On OmniDocBench V1.5 the model achieves 94.62 points, ranking first among evaluated OCR systems. The score surpasses DeepSeek‑OCR and Mixed‑Yuan OCR on formula, table and information‑extraction tasks.

Throughput on identical hardware (single replica, single concurrency):

PDF documents – 1.86 pages/second

Images – 0.67 images/second

The high speed is attributed to the small parameter count, which reduces inference overhead.

Key Features

Small footprint – 0.9 B parameters enable deployment on consumer‑grade GPUs with vLLM, SGLang or Ollama.

Real‑world optimisation – Handles complex tables, code documents and seal recognition that cause failures in other OCR models.

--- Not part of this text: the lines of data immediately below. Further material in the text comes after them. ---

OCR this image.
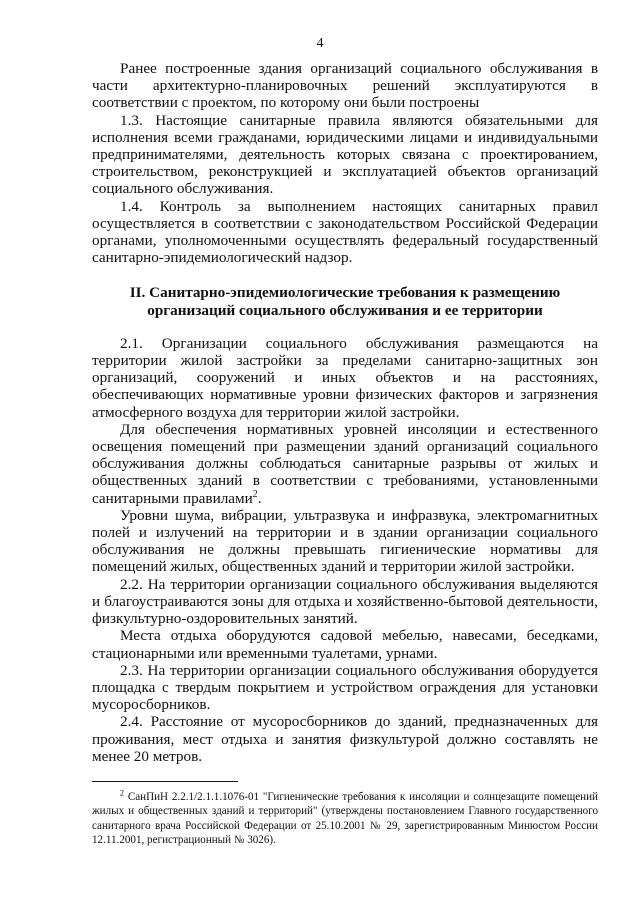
4

Ранее построенные здания организаций социального обслуживания в части архитектурно-планировочных решений эксплуатируются в соответствии с проектом, по которому они были построены

1.3. Настоящие санитарные правила являются обязательными для исполнения всеми гражданами, юридическими лицами и индивидуальными предпринимателями, деятельность которых связана с проектированием, строительством, реконструкцией и эксплуатацией объектов организаций социального обслуживания.

1.4. Контроль за выполнением настоящих санитарных правил осуществляется в соответствии с законодательством Российской Федерации органами, уполномоченными осуществлять федеральный государственный санитарно-эпидемиологический надзор.

II. Санитарно-эпидемиологические требования к размещению
организаций социального обслуживания и ее территории

2.1. Организации социального обслуживания размещаются на территории жилой застройки за пределами санитарно-защитных зон организаций, сооружений и иных объектов и на расстояниях, обеспечивающих нормативные уровни физических факторов и загрязнения атмосферного воздуха для территории жилой застройки.

Для обеспечения нормативных уровней инсоляции и естественного освещения помещений при размещении зданий организаций социального обслуживания должны соблюдаться санитарные разрывы от жилых и общественных зданий в соответствии с требованиями, установленными санитарными правилами$^2$.

Уровни шума, вибрации, ультразвука и инфразвука, электромагнитных полей и излучений на территории и в здании организации социального обслуживания не должны превышать гигиенические нормативы для помещений жилых, общественных зданий и территории жилой застройки.

2.2. На территории организации социального обслуживания выделяются и благоустраиваются зоны для отдыха и хозяйственно-бытовой деятельности, физкультурно-оздоровительных занятий.

Места отдыха оборудуются садовой мебелью, навесами, беседками, стационарными или временными туалетами, урнами.

2.3. На территории организации социального обслуживания оборудуется площадка с твердым покрытием и устройством ограждения для установки мусоросборников.

2.4. Расстояние от мусоросборников до зданий, предназначенных для проживания, мест отдыха и занятия физкультурой должно составлять не менее 20 метров.

$^2$ СанПиН 2.2.1/2.1.1.1076-01 "Гигиенические требования к инсоляции и солнцезащите помещений жилых и общественных зданий и территорий" (утверждены постановлением Главного государственного санитарного врача Российской Федерации от 25.10.2001 № 29, зарегистрированным Минюстом России 12.11.2001, регистрационный № 3026).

Open‑source SDK and inference toolchain – One‑line integration into existing pipelines.

Deployment Options

1. Cloud API (quick start)

# Install SDK
pip install zai-sdk

# Python call
from zai import ZaiClient
client = ZaiClient(api_key="your-api-key")
response = client.layout_parsing.create(
    model="glm-ocr",
    file="https://cdn.bigmodel.cn/static/logo/introduction.png"
)
print(response)

API keys are obtained from https://open.bigmodel.cn

2. Ollama (local, one‑click)

# Run model
ollama run glm-ocr

# Recognise an image (drag‑and‑drop path)
ollama run glm-ocr "Text Recognition: ./image.png"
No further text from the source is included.